О близости смерти Л. Н-ч вообще постоянно думал и во весь последний период своей жизни он часто говорил, что сознает себя накануне смерти. А при каждом заболевании он был склонен думать, что он уже не поправится. Так что по одному этому можно было бы смело заключить, что во время этой своей болезни он и думал о смерти, и допускал возможность ее наступления. Это же самое подтверждается некоторыми его отдельными словами и замечаниями во время болезни. Так, например, по временам он отчетливо говорил: 'ну, теперь шабаш, все кончено'. Или: 'вот и конец, и ничего'. Или в полубреду, шутливо: 'ну, мать, не обижайтесь'. И к мысли о наступлении смерти он во время всей этой болезни проявлял то же спокойствие, ту же мудрую примиренность с нею, которая отличала его с самых тех пор, как лет тридцать тому назад определилось его религиозное понимание жизни. За несколько дней до своей смерти, когда мы остались одни, он спокойно сказал мне, что, может быть, умрет от этой болезни. И сказал он это тоном полного удовлетворения и со слезами не страдания или тревоги, а мирного умиления в глазах. Когда я раз ночью опять один сидел около его постели, он долго очень внимательно и ласково глядел на меня. Я сказал: 'ну вот, Л. Н., вам сегодня немного лучше'. Он прошамкал в ответ что-то такое, чего я никак не мог разобрать, но, судя по трогательному детскому выражению его голоса и по выступившим на его лице слезам умиления, я понял, что он говорил не о выздоровлении, а скорее о приближении смерти своей, и говорил об этом с самым хорошим и светлым чувством. Другой раз, когда он проснулся от продолжительного сна, и взгляды наши встретились, он ласково улыбнулся мне. Потом сказал: 'Трудно мое положение. Жар не проходит'. Я ему сказал: 'Такой уж ход болезни. Это бывает'. Он с интересом произнес вопросительно: 'Да?' - И опять заснул.
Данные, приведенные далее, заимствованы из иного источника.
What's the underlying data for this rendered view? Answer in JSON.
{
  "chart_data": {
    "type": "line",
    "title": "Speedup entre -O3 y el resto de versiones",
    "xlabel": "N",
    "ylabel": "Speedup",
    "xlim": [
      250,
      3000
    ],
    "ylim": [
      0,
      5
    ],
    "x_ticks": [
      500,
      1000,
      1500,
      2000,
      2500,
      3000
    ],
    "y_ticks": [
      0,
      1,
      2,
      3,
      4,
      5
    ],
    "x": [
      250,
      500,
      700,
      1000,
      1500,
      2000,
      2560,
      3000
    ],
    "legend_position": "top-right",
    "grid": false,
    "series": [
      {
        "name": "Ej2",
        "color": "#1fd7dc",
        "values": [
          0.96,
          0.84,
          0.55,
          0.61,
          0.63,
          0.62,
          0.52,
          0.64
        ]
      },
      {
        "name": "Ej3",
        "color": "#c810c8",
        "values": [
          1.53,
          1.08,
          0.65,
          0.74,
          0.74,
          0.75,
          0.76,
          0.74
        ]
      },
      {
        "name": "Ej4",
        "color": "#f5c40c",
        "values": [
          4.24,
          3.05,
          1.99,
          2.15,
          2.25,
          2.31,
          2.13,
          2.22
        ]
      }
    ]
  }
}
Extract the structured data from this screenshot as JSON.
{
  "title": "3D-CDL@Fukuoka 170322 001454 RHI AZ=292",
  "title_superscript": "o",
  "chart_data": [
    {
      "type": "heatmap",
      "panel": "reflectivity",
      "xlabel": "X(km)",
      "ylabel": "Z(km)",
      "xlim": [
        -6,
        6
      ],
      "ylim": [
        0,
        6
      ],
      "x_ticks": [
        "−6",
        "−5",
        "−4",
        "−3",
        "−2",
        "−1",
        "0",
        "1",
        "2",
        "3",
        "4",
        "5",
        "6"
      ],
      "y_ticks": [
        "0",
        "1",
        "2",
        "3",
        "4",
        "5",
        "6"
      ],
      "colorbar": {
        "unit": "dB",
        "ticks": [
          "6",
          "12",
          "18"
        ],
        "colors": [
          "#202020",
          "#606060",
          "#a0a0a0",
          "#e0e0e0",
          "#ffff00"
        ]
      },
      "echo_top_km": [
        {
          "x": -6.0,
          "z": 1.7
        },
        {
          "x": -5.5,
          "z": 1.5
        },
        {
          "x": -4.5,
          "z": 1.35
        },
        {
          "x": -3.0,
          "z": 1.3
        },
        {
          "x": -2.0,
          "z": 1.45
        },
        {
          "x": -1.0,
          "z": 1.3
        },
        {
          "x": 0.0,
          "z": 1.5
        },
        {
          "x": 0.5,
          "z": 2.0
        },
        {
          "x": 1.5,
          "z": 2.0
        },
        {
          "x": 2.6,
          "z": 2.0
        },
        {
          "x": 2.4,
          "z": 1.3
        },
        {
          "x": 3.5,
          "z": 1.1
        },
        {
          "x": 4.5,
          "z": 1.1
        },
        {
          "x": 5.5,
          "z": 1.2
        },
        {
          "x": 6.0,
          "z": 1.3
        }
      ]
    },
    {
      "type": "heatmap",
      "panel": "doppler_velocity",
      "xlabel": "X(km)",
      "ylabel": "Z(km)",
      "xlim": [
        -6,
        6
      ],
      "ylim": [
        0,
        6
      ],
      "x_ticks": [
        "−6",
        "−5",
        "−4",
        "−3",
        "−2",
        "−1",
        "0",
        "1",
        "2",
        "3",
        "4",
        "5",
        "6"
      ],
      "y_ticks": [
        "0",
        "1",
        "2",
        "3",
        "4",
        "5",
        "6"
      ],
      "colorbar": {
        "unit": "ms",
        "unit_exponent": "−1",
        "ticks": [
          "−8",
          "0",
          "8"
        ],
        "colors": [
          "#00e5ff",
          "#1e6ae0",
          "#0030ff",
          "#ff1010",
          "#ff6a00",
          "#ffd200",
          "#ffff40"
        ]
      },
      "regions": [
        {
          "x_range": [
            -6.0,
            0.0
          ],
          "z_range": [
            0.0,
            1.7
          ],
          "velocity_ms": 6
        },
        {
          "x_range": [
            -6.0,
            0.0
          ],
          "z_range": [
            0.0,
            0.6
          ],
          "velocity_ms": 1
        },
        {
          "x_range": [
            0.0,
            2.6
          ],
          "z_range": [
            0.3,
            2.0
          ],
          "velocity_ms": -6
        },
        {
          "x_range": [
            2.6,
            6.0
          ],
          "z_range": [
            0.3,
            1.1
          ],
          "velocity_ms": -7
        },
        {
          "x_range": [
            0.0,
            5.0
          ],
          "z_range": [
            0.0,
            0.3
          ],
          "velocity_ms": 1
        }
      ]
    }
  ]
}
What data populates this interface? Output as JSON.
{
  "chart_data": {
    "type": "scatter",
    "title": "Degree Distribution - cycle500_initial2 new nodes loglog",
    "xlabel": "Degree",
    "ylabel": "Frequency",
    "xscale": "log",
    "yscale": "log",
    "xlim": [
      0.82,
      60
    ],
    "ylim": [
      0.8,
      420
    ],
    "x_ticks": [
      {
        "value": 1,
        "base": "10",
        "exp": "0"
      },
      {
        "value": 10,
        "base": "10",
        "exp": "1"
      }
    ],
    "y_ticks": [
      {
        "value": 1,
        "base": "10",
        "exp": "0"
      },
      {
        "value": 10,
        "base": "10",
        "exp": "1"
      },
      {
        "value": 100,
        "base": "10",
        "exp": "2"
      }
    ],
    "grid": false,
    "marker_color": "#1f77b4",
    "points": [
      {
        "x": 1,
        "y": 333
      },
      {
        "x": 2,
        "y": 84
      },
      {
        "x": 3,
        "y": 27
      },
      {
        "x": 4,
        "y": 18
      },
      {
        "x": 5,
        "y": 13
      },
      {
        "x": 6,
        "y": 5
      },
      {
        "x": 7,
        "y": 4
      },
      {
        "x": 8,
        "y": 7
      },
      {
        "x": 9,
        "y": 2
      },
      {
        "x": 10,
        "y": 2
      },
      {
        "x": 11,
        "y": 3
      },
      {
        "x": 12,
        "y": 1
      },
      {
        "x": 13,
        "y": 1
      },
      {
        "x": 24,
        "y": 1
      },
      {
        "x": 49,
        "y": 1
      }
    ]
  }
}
Насколько Л. Н-ч в эти дни жил своей внутренней духовной жизнью, несмотря на казавшиеся нам столь мучительными его физические страдания, видно было по некоторым замечаниям, от времени до времени им произносимым. Так, например, в течение последних суток своей жизни он обмолвился словами: 'ну, вот и то хорошо'; 'все просто и хорошо'; 'хорошо... да, да...' и т. п. И говорил он это в такие минуты, когда, судя по его затрудненному дыханию, сопровождаемому икотой и тяжелыми стонами, можно было подумать, что тело его слишком страдает для того, чтобы сознание могло свободно работать, да еще испытывать удовлетворение и благо. Очевидно, он в это время умирания своего тела на собственном опыте испытывал то, во что он так непоколебимо верил и что не уставал повторять другим, а именно, что человек, живущий духом Божиим, способен черпать для себя благо даже из самых тяжелых и мучительных условий. Несомненно, что предсмертные страдания не только не заглушали, но, наоборот, защищали и усиливали во Л. Н-че знание духовного начала, в котором он полагал сущность человеческой жизни.